Insurance and childcare

  • Insurance premium statement
    • Monthly premium, and the portion attributable to child coverage
  • Childcare receipts or childcare provider invoices
    • Monthly or per-week cost converted into monthly totals

Existing order amounts

  • Most recent court order / stipulation
    • Ensure the “current monthly obligation” matches what the order says
  • Payment history
    • Useful for confirming whether your “current amount” matches actual practice

Time context for the calculator

  • Order effective date
    • If DocketMath asks for a timeline input, use the date on the order
  • **Marriage start/end dates (if prompted)
    • Use the dates reflected in the filing or judgment documents

Run it

Use DocketMath to enter your inputs and generate outputs. Before you click calculate, validate each category so your first run is meaningful.

Enter the inputs in DocketMath and run the Alimony Child Support calculation to generate a clean breakdown: Run the calculator.

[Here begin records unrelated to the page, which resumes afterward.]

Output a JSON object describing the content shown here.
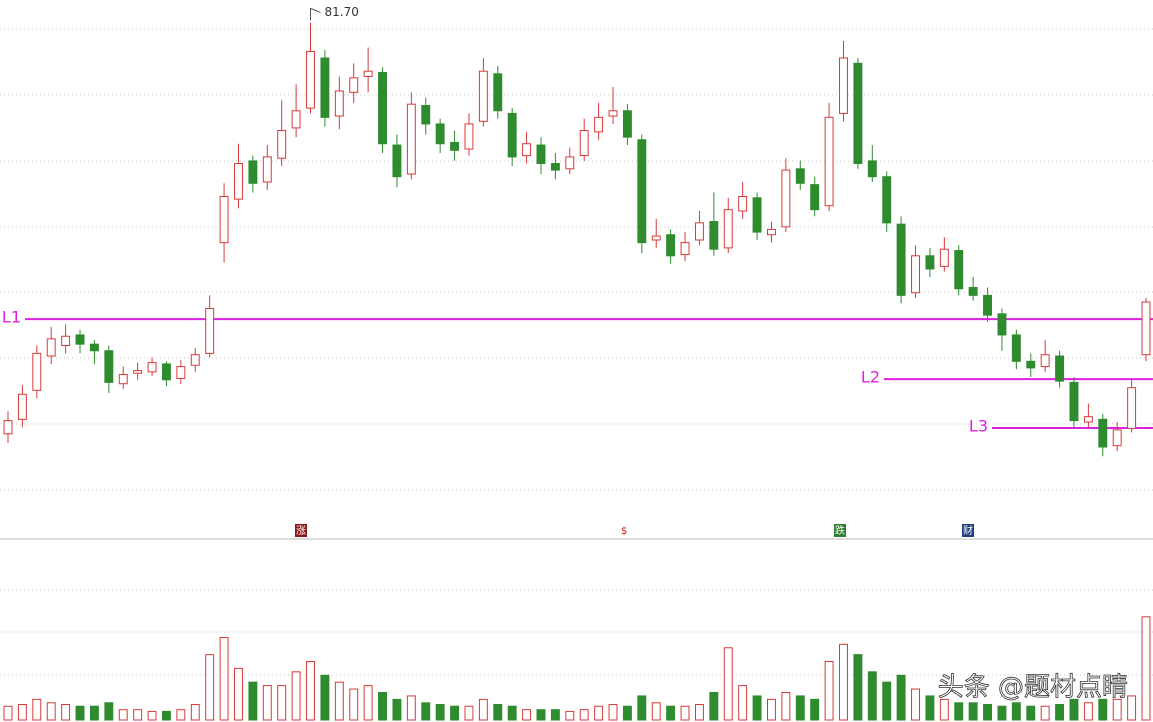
{
  "chart_data": {
    "type": "candlestick",
    "max_high_label": "81.70",
    "ylim": [
      42.6,
      83.4
    ],
    "volume_ylim": [
      0,
      100
    ],
    "up_color": "#d83a3a",
    "down_color": "#2e8b2e",
    "open": [
      50.5,
      51.6,
      53.8,
      56.4,
      57.2,
      58.0,
      57.3,
      56.8,
      54.3,
      55.1,
      55.2,
      55.8,
      54.7,
      55.7,
      56.6,
      65.0,
      68.3,
      71.2,
      69.6,
      71.4,
      73.7,
      75.2,
      79.0,
      74.6,
      76.4,
      77.6,
      77.9,
      72.4,
      70.2,
      75.4,
      74.0,
      72.6,
      72.1,
      74.2,
      77.8,
      74.8,
      71.6,
      72.4,
      71.0,
      70.6,
      71.6,
      73.4,
      74.6,
      75.0,
      72.8,
      65.2,
      65.6,
      64.1,
      65.2,
      66.6,
      64.6,
      67.4,
      68.4,
      65.6,
      66.2,
      70.6,
      69.4,
      67.8,
      74.8,
      78.6,
      71.2,
      70.0,
      66.4,
      61.2,
      64.0,
      63.2,
      64.4,
      61.6,
      61.0,
      59.6,
      58.0,
      56.0,
      55.6,
      56.4,
      54.4,
      51.4,
      51.6,
      49.6,
      50.9,
      56.5
    ],
    "high": [
      52.2,
      54.2,
      57.2,
      58.6,
      58.8,
      58.4,
      57.6,
      57.2,
      55.6,
      55.9,
      56.3,
      56.0,
      56.1,
      57.0,
      61.0,
      69.5,
      72.5,
      71.6,
      72.4,
      75.8,
      77.0,
      81.7,
      79.6,
      77.6,
      78.6,
      79.8,
      78.3,
      73.2,
      76.4,
      76.0,
      74.4,
      73.5,
      74.8,
      79.0,
      78.4,
      75.2,
      73.4,
      73.0,
      71.8,
      72.2,
      74.4,
      75.6,
      76.8,
      75.5,
      73.2,
      66.8,
      66.0,
      65.8,
      67.4,
      68.8,
      68.4,
      69.6,
      68.8,
      66.6,
      71.4,
      71.2,
      70.0,
      75.6,
      80.3,
      79.0,
      72.4,
      70.4,
      67.0,
      64.8,
      64.6,
      65.4,
      64.8,
      62.4,
      61.6,
      60.0,
      58.4,
      56.6,
      57.6,
      56.8,
      54.8,
      52.8,
      52.0,
      51.4,
      54.6,
      60.8
    ],
    "low": [
      49.8,
      51.0,
      53.2,
      55.8,
      56.6,
      56.6,
      55.8,
      53.6,
      53.9,
      54.6,
      54.9,
      54.1,
      54.3,
      55.2,
      56.3,
      63.5,
      67.6,
      68.8,
      69.0,
      70.8,
      73.0,
      74.8,
      73.8,
      73.6,
      75.6,
      76.4,
      71.8,
      69.2,
      69.8,
      73.2,
      71.8,
      71.2,
      71.6,
      73.8,
      74.4,
      70.8,
      71.0,
      70.2,
      69.8,
      70.2,
      71.2,
      72.8,
      74.0,
      72.4,
      64.2,
      64.6,
      63.4,
      63.6,
      64.8,
      64.0,
      64.2,
      66.8,
      65.2,
      65.0,
      65.8,
      69.0,
      67.0,
      67.4,
      74.2,
      70.6,
      69.6,
      65.8,
      60.4,
      60.8,
      62.4,
      62.8,
      61.0,
      60.6,
      59.0,
      56.8,
      55.4,
      54.8,
      55.2,
      54.0,
      51.0,
      51.0,
      48.8,
      49.2,
      50.6,
      56.0
    ],
    "close": [
      51.5,
      53.5,
      56.6,
      57.7,
      57.9,
      57.3,
      56.8,
      54.4,
      55.0,
      55.3,
      55.9,
      54.6,
      55.6,
      56.5,
      60.0,
      68.5,
      71.0,
      69.5,
      71.5,
      73.5,
      75.0,
      79.5,
      74.5,
      76.5,
      77.5,
      78.0,
      72.5,
      70.0,
      75.5,
      74.0,
      72.5,
      72.0,
      74.0,
      78.0,
      75.0,
      71.5,
      72.5,
      71.0,
      70.5,
      71.5,
      73.5,
      74.5,
      75.0,
      73.0,
      65.0,
      65.5,
      64.0,
      65.0,
      66.5,
      64.5,
      67.5,
      68.5,
      65.8,
      66.0,
      70.5,
      69.5,
      67.5,
      74.5,
      79.0,
      71.0,
      70.0,
      66.5,
      61.0,
      64.0,
      63.0,
      64.5,
      61.5,
      61.0,
      59.5,
      58.0,
      56.0,
      55.5,
      56.5,
      54.5,
      51.5,
      51.8,
      49.5,
      50.8,
      54.0,
      60.5
    ],
    "volume": [
      8,
      9,
      12,
      10,
      9,
      8,
      8,
      10,
      6,
      6,
      5,
      5,
      6,
      9,
      38,
      48,
      30,
      22,
      20,
      20,
      28,
      34,
      26,
      22,
      18,
      20,
      16,
      12,
      14,
      10,
      9,
      8,
      8,
      12,
      9,
      8,
      6,
      6,
      6,
      5,
      6,
      8,
      9,
      8,
      14,
      10,
      8,
      8,
      9,
      16,
      42,
      20,
      14,
      12,
      16,
      14,
      12,
      34,
      44,
      38,
      28,
      22,
      26,
      18,
      14,
      12,
      10,
      10,
      9,
      8,
      10,
      8,
      8,
      9,
      12,
      10,
      12,
      12,
      14,
      60
    ],
    "levels": [
      {
        "name": "L1",
        "value": 59.2,
        "color": "#e020e0"
      },
      {
        "name": "L2",
        "value": 54.65,
        "color": "#e020e0"
      },
      {
        "name": "L3",
        "value": 50.94,
        "color": "#e020e0"
      }
    ],
    "events": [
      {
        "label": "涨",
        "color": "#8b1a1a"
      },
      {
        "label": "$",
        "color": "#c81e1e"
      },
      {
        "label": "跌",
        "color": "#2e7d2e"
      },
      {
        "label": "财",
        "color": "#1f3f7a"
      }
    ]
  },
  "watermark": "头条 @题材点睛"
}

Step-by-step input checklist

Link to the calculator

Start here:

  • /tools/alimony-child-support

How outputs change when inputs change

Use these “sensitivity checks” to sanity-test your results.

Input you changeWhat usually happens to the outputs
Increase in a party’s gross monthly incomeChild support and/or alimony estimates typically increase
Custody time shifts (more overnights with the payer/recipient)Child support often changes substantially because the schedule affects the cost allocation model
Higher childcare expensesChild support estimate usually increases (when the tool includes childcare in its inputs)
Health insurance premium increasesChild support estimate often increases (when the tool credits child health coverage)
Longer vs shorter marriage (if alimony modeling uses duration)Alimony estimate can change because duration is one of the key structural factors the tool may incorporate
Adding/removing overtime or commissionsResults move in line with the income average you enter

Pitfall: Using different time windows for income (e.g., last month for one party and last year for the other) can skew the calculation more than any single monthly change.

Pennsylvania timing context (limitations period)

If your goal includes “how far back” an amount may reach, remember the general SOL period is 2 years under 42 Pa. Cons. Stat. § 5552. The jurisdiction data provided reflects that this is the default general period and does not identify a claim-type-specific sub-rule.